I had grown accustomed to her style of questioning, so I wasn’t fazed. “You mean, where you live, relationship status, that sort of thing?”
She confirmed. “Anything personal about yourself.” She told me she was working on an instructional book for teachers, and she had come to the chapter that dealt with developing a classroom presence and rapport with students.
The idea to include this chapter in the first place was probably her editor’s, because from the expression on her face, I gathered the concept of developing rapport with students truly perplexed her. I’d rarely seen my professor pause to take a breath let alone stand stymied. Do you let The Other know something personal about you? her eyes questioned.
I took my first stab at answering by explaining how valuable I found being friendly and approachable with my own students. She nodded quickly. Despite what looked like an encouraging response, I reconsidered, thinking my method might betray something trenchant about my age and experience level. I backpedaled. “But I suppose I don’t really share anything personal about myself.”
This wasn’t true. I related to my students as equals (perhaps, I worried, because I was in my early twenties and hence not their senior by all that many years) and would chat with them before and after class about anything—music, their weekends, my weekend, the projects they were working on in their film and theatre classes, my upcoming reading.
But my professor appeared more pleased with the response that I didn’t share personal information, which aligned more with her views on teacher–student distance, so I left it on this note.
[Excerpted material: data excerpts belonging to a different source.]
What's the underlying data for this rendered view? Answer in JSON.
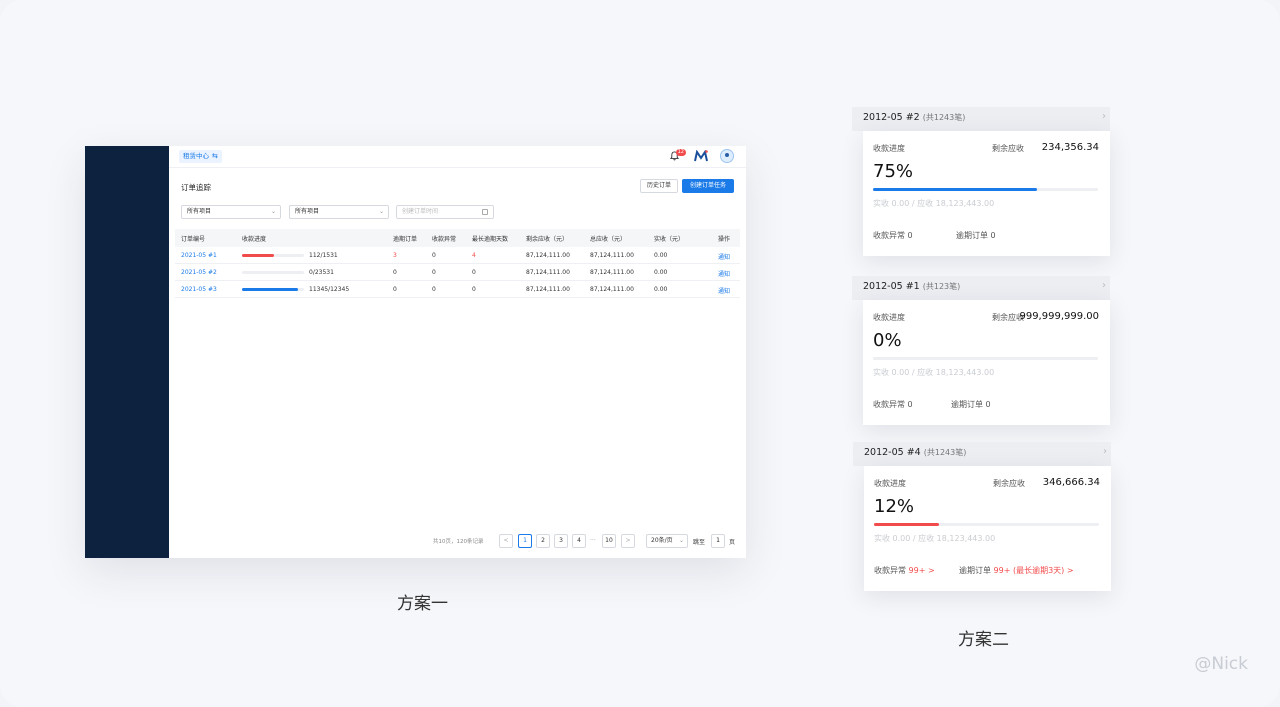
{
  "scheme1": {
    "caption": "方案一",
    "topbar": {
      "workspace": "租赁中心",
      "swap_glyph": "⇆",
      "bell_badge": "12"
    },
    "title": "订单追踪",
    "buttons": {
      "history": "历史订单",
      "create": "创建订单任务"
    },
    "filters": {
      "project1": "所有项目",
      "project2": "所有项目",
      "date_placeholder": "创建订单时间"
    },
    "columns": [
      "订单编号",
      "收款进度",
      "逾期订单",
      "收款异常",
      "最长逾期天数",
      "剩余应收（元）",
      "总应收（元）",
      "实收（元）",
      "操作"
    ],
    "rows": [
      {
        "id": "2021-05 #1",
        "progress": 0.52,
        "progress_color": "#f24b4b",
        "progress_text": "112/1531",
        "overdue": "3",
        "abnormal": "0",
        "max_days": "4",
        "remaining": "87,124,111.00",
        "total": "87,124,111.00",
        "paid": "0.00",
        "action": "通知"
      },
      {
        "id": "2021-05 #2",
        "progress": 0,
        "progress_color": "#1a7ae8",
        "progress_text": "0/23531",
        "overdue": "0",
        "abnormal": "0",
        "max_days": "0",
        "remaining": "87,124,111.00",
        "total": "87,124,111.00",
        "paid": "0.00",
        "action": "通知"
      },
      {
        "id": "2021-05 #3",
        "progress": 0.9,
        "progress_color": "#1a7ae8",
        "progress_text": "11345/12345",
        "overdue": "0",
        "abnormal": "0",
        "max_days": "0",
        "remaining": "87,124,111.00",
        "total": "87,124,111.00",
        "paid": "0.00",
        "action": "通知"
      }
    ],
    "pagination": {
      "summary": "共10页，120条记录",
      "prev": "<",
      "next": ">",
      "pages": [
        "1",
        "2",
        "3",
        "4",
        "···",
        "10"
      ],
      "page_size": "20条/页",
      "jump_label": "跳至",
      "jump_value": "1",
      "page_unit": "页"
    }
  },
  "scheme2": {
    "caption": "方案二",
    "cards": [
      {
        "title": "2012-05 #2",
        "count": "(共1243笔)",
        "progress_label": "收款进度",
        "remain_label": "剩余应收",
        "remain": "234,356.34",
        "percent_text": "75%",
        "progress": 0.73,
        "progress_color": "#1a7ae8",
        "paid": "实收 0.00 / 应收 18,123,443.00",
        "abnormal_label": "收款异常",
        "abnormal": "0",
        "overdue_label": "逾期订单",
        "overdue": "0",
        "alert": false
      },
      {
        "title": "2012-05 #1",
        "count": "(共123笔)",
        "progress_label": "收款进度",
        "remain_label": "剩余应收",
        "remain": "999,999,999.00",
        "percent_text": "0%",
        "progress": 0,
        "progress_color": "#1a7ae8",
        "paid": "实收 0.00 / 应收 18,123,443.00",
        "abnormal_label": "收款异常",
        "abnormal": "0",
        "overdue_label": "逾期订单",
        "overdue": "0",
        "alert": false
      },
      {
        "title": "2012-05 #4",
        "count": "(共1243笔)",
        "progress_label": "收款进度",
        "remain_label": "剩余应收",
        "remain": "346,666.34",
        "percent_text": "12%",
        "progress": 0.29,
        "progress_color": "#f24b4b",
        "paid": "实收 0.00 / 应收 18,123,443.00",
        "abnormal_label": "收款异常",
        "abnormal": "99+ >",
        "overdue_label": "逾期订单",
        "overdue": "99+ (最长逾期3天) >",
        "alert": true
      }
    ]
  },
  "watermark": "@Nick"
}
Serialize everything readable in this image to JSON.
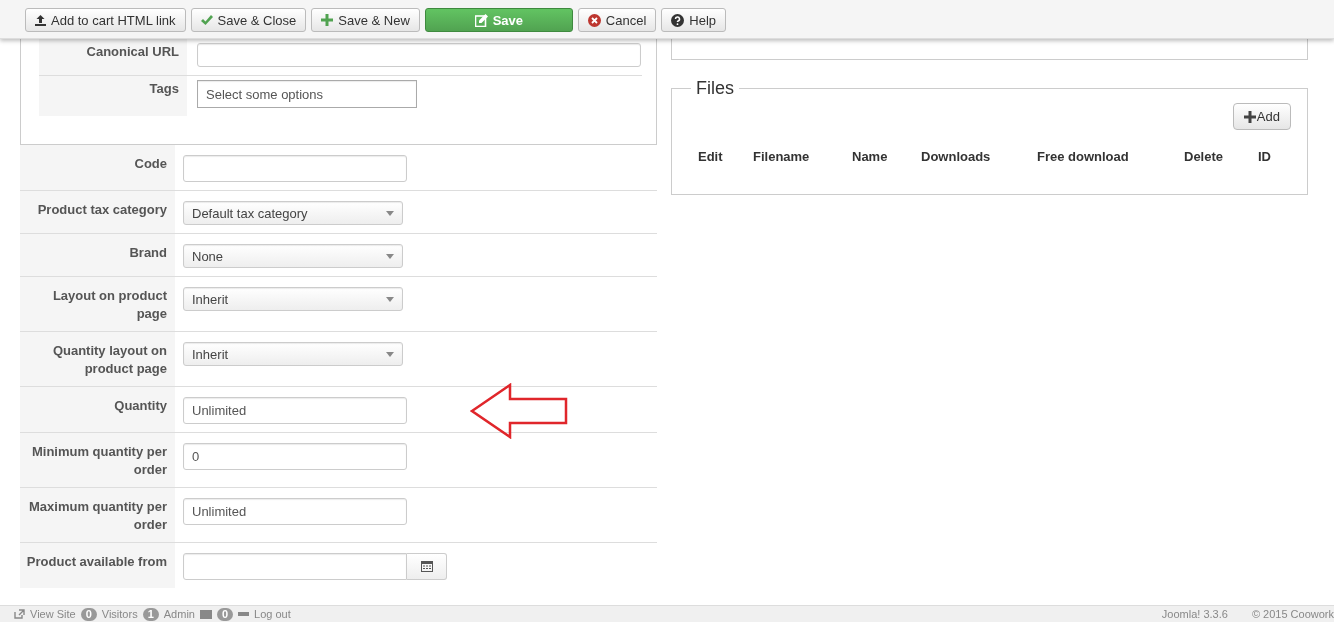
{
  "toolbar": {
    "buttons": [
      {
        "label": "Add to cart HTML link",
        "kind": "upload"
      },
      {
        "label": "Save & Close",
        "kind": "check"
      },
      {
        "label": "Save & New",
        "kind": "plus"
      },
      {
        "label": "Save",
        "kind": "save"
      },
      {
        "label": "Cancel",
        "kind": "cancel"
      },
      {
        "label": "Help",
        "kind": "help"
      }
    ]
  },
  "seo_fields": [
    {
      "label": "Canonical URL",
      "kind": "text"
    },
    {
      "label": "Tags",
      "kind": "multiselect",
      "placeholder": "Select some options"
    }
  ],
  "fields": [
    {
      "label": "Code",
      "kind": "text"
    },
    {
      "label": "Product tax category",
      "kind": "select",
      "value": "Default tax category"
    },
    {
      "label": "Brand",
      "kind": "select",
      "value": "None"
    },
    {
      "label": "Layout on product page",
      "kind": "select",
      "value": "Inherit"
    },
    {
      "label": "Quantity layout on product page",
      "kind": "select",
      "value": "Inherit"
    },
    {
      "label": "Quantity",
      "kind": "text",
      "value": "Unlimited",
      "annotated": true
    },
    {
      "label": "Minimum quantity per order",
      "kind": "text",
      "value": "0"
    },
    {
      "label": "Maximum quantity per order",
      "kind": "text",
      "value": "Unlimited"
    },
    {
      "label": "Product available from",
      "kind": "date"
    }
  ],
  "files": {
    "title": "Files",
    "add_button": "Add",
    "columns": [
      "Edit",
      "Filename",
      "Name",
      "Downloads",
      "Free download",
      "Delete",
      "ID"
    ]
  },
  "status_bar": {
    "left": [
      {
        "kind": "link",
        "label": "View Site"
      },
      {
        "kind": "count",
        "count": "0",
        "label": "Visitors"
      },
      {
        "kind": "count",
        "count": "1",
        "label": "Admin"
      },
      {
        "kind": "mail",
        "count": "0"
      },
      {
        "kind": "logout",
        "label": "Log out"
      }
    ],
    "right": [
      "Joomla! 3.3.6",
      "© 2015 Coowork"
    ]
  }
}
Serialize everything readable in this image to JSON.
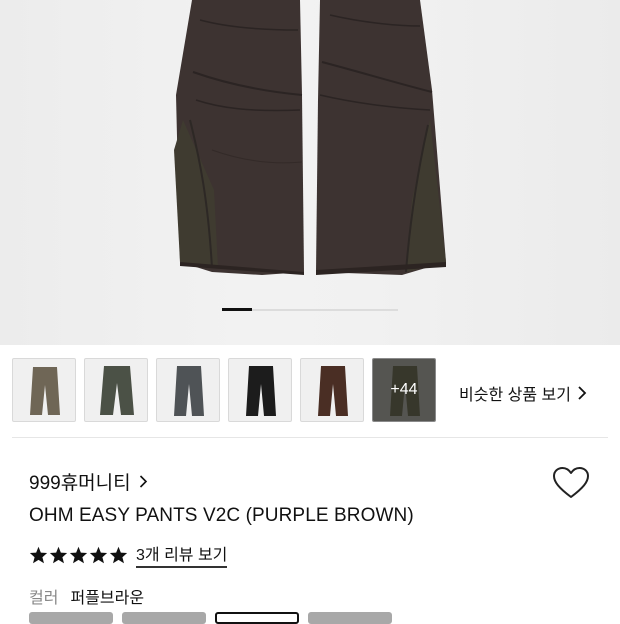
{
  "gallery": {
    "current_slide": 1,
    "hero_alt": "",
    "more_count_label": "+44",
    "similar_label": "비슷한 상품 보기",
    "thumbnails": [
      {
        "color": "#6f6656",
        "name": "thumb-khaki"
      },
      {
        "color": "#4b5146",
        "name": "thumb-olive-grey"
      },
      {
        "color": "#4f5356",
        "name": "thumb-charcoal"
      },
      {
        "color": "#1c1c1c",
        "name": "thumb-black"
      },
      {
        "color": "#4a2e24",
        "name": "thumb-brown"
      },
      {
        "color": "#4a4a30",
        "name": "thumb-more"
      }
    ]
  },
  "product": {
    "brand": "999휴머니티",
    "title": "OHM EASY PANTS V2C (PURPLE BROWN)",
    "rating": 5,
    "reviews_label": "3개 리뷰 보기",
    "color_label": "컬러",
    "color_value": "퍼플브라운"
  },
  "colors": {
    "star": "#111111",
    "pants_main": "#3b3230",
    "pants_side": "#3e3a30"
  }
}
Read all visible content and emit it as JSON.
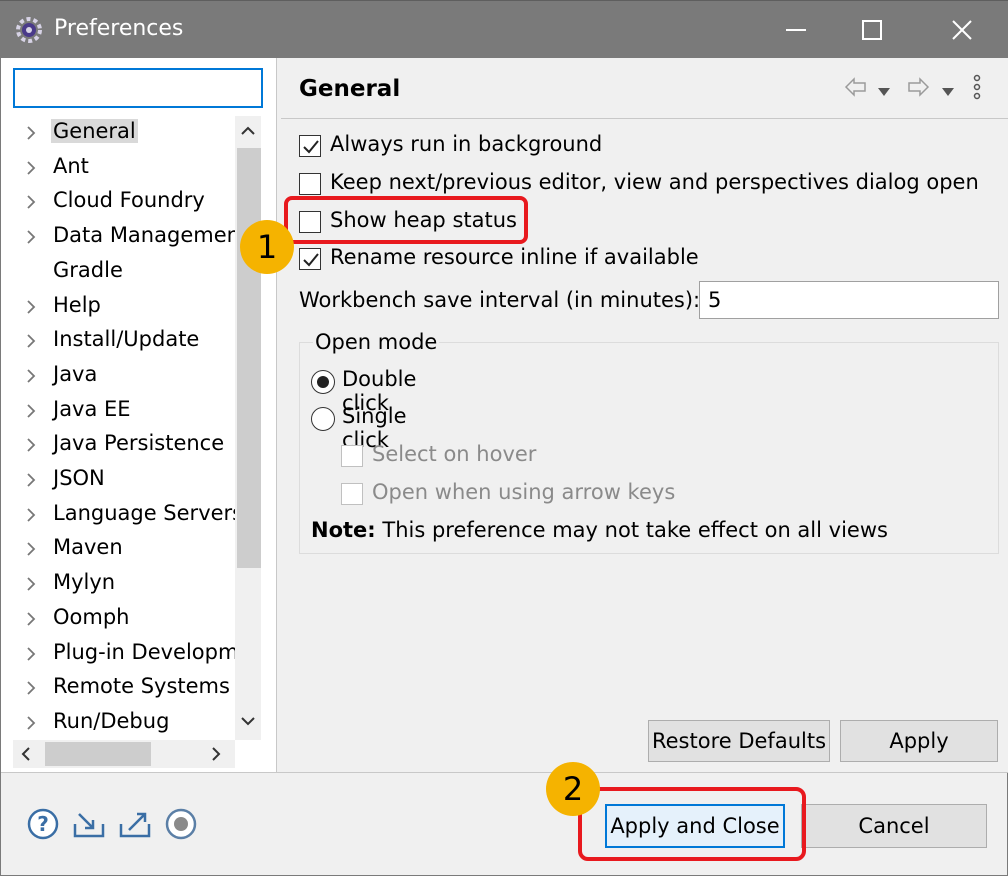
{
  "window": {
    "title": "Preferences",
    "icon": "eclipse-gear-icon"
  },
  "left": {
    "filter_value": "",
    "tree": [
      {
        "label": "General",
        "expandable": true,
        "selected": true
      },
      {
        "label": "Ant",
        "expandable": true
      },
      {
        "label": "Cloud Foundry",
        "expandable": true
      },
      {
        "label": "Data Managemen",
        "expandable": true
      },
      {
        "label": "Gradle",
        "expandable": false
      },
      {
        "label": "Help",
        "expandable": true
      },
      {
        "label": "Install/Update",
        "expandable": true
      },
      {
        "label": "Java",
        "expandable": true
      },
      {
        "label": "Java EE",
        "expandable": true
      },
      {
        "label": "Java Persistence",
        "expandable": true
      },
      {
        "label": "JSON",
        "expandable": true
      },
      {
        "label": "Language Servers",
        "expandable": true
      },
      {
        "label": "Maven",
        "expandable": true
      },
      {
        "label": "Mylyn",
        "expandable": true
      },
      {
        "label": "Oomph",
        "expandable": true
      },
      {
        "label": "Plug-in Developm",
        "expandable": true
      },
      {
        "label": "Remote Systems",
        "expandable": true
      },
      {
        "label": "Run/Debug",
        "expandable": true
      }
    ]
  },
  "page": {
    "title": "General",
    "options": [
      {
        "label": "Always run in background",
        "checked": true
      },
      {
        "label": "Keep next/previous editor, view and perspectives dialog open",
        "checked": false
      },
      {
        "label": "Show heap status",
        "checked": false
      },
      {
        "label": "Rename resource inline if available",
        "checked": true
      }
    ],
    "save_interval_label": "Workbench save interval (in minutes):",
    "save_interval_value": "5",
    "open_mode": {
      "title": "Open mode",
      "double_click": "Double click",
      "single_click": "Single click",
      "selected": "double",
      "select_on_hover": "Select on hover",
      "open_arrow_keys": "Open when using arrow keys",
      "note_bold": "Note:",
      "note_text": " This preference may not take effect on all views"
    },
    "restore_defaults": "Restore Defaults",
    "apply": "Apply"
  },
  "footer": {
    "icons": [
      "help-icon",
      "import-icon",
      "export-icon",
      "record-icon"
    ],
    "apply_close": "Apply and Close",
    "cancel": "Cancel"
  },
  "annotations": {
    "badge1": "1",
    "badge2": "2",
    "color": "#e8191e",
    "badge_color": "#f5b300"
  }
}
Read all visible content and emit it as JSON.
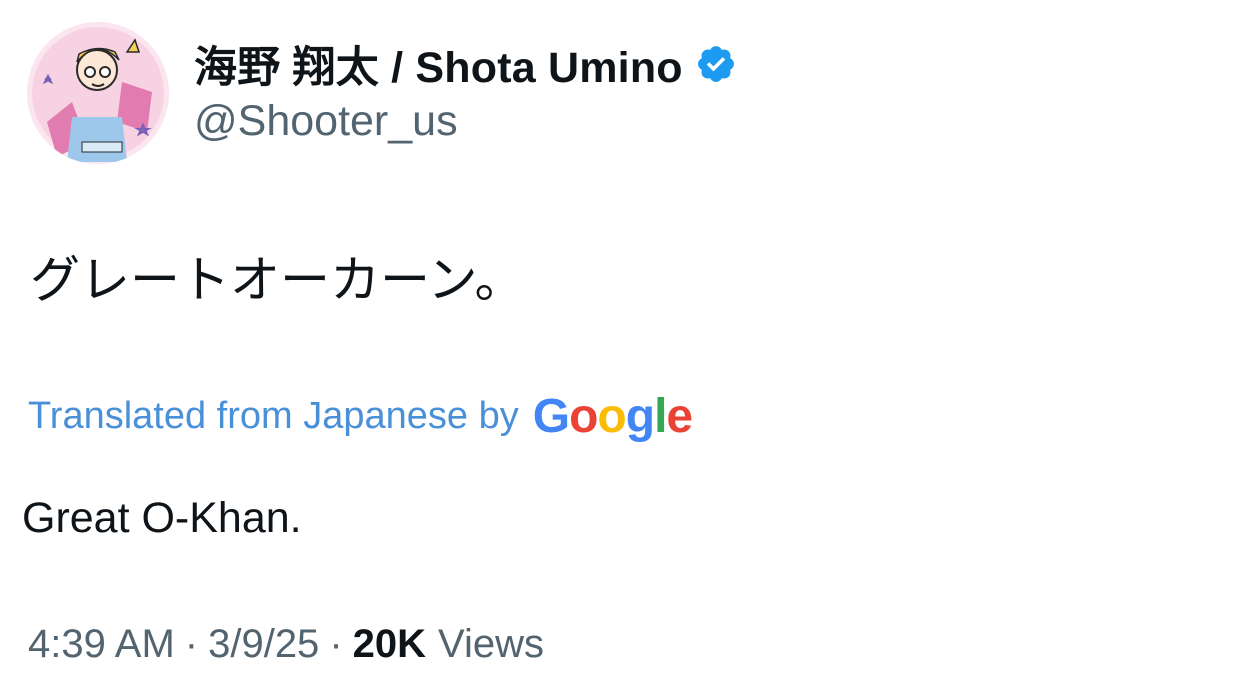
{
  "author": {
    "display_name": "海野 翔太 / Shota Umino",
    "handle": "@Shooter_us",
    "verified": true
  },
  "tweet": {
    "text": "グレートオーカーン。",
    "translation_label": "Translated from Japanese by",
    "translation_provider": "Google",
    "translated_text": "Great O-Khan."
  },
  "meta": {
    "time": "4:39 AM",
    "separator": "·",
    "date": "3/9/25",
    "views_count": "20K",
    "views_label": "Views"
  },
  "colors": {
    "verified_badge": "#1d9bf0",
    "translation_link": "#4a90d9",
    "secondary_text": "#536471"
  },
  "icons": {
    "verified": "verified-badge-icon",
    "avatar": "cartoon-avatar-image"
  }
}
Thinking back on this exchange now, I’m struck with gratefulness for what my professor taught me. It was a valuable lesson about the importance of genuineness and how developing genuine connections can facilitate learning. I’m not suggesting that I learned nothing from her with her more distant classroom approach—I can still recall some of the readings from Peter Elbow and Susan Bordo and Michel Foucault—but I also remember being afraid in her classroom and not allowing myself to be vulnerable. I wonder now how much more my learning could’ve developed, how much more I could’ve gained from this class as it related to constructing my own learning environments, if I had felt more okay with asking questions and making recommendations even when my logical brain told me they were maybe not the exact right questions to ask or answers to give. In that particular professor’s class, I quite vividly remember volunteering only when I knew my answers were 100 percent accurate, and I asked very few questions, which was not at all how I operated in my workshop classes. I can’t help but wonder now if the other students in the class felt the same. Thinking back on it, our discussions were never passionate so much as intellectual and measured.
Vulnerability, though, is so important to growth, both intellectually and personally. Allowing oneself to be vulnerable in a classroom setting is challenging for students though, particularly in writing courses, because writing is so much a part of you on the page, so much more personal than a worksheet or multiple-choice test, and many find offering that piece of themselves up for examination and critique intimidating. I believe students can most easily relax and embrace vulnerability when they feel the instructor will not judge them for their current writing skills or understanding of writing concepts, so this is what I strive to give my students: my acceptance of where they are. To ensure they understand my classroom is a safe place and that I do accept them, I am genuine with them, and I show my own vulnerability by freely admitting when I make a mistake, when I need to look something up, or when a student teaches me a new way to look at the material. I also show appreciation for their skill set and ideas and acknowledge my own writing challenges (yes—even a writing teacher faces writing challenges!). I find that building respectful, nurturing relationships with them and bolstering their confidence one step at a time allows them to become more capable, self-assured writers.
Eight years after my interaction with my grad school professor, I understand that my age proximity to my students’ doesn’t dictate my desire to form a human connection with them—my desire to facilitate learning through building connections does.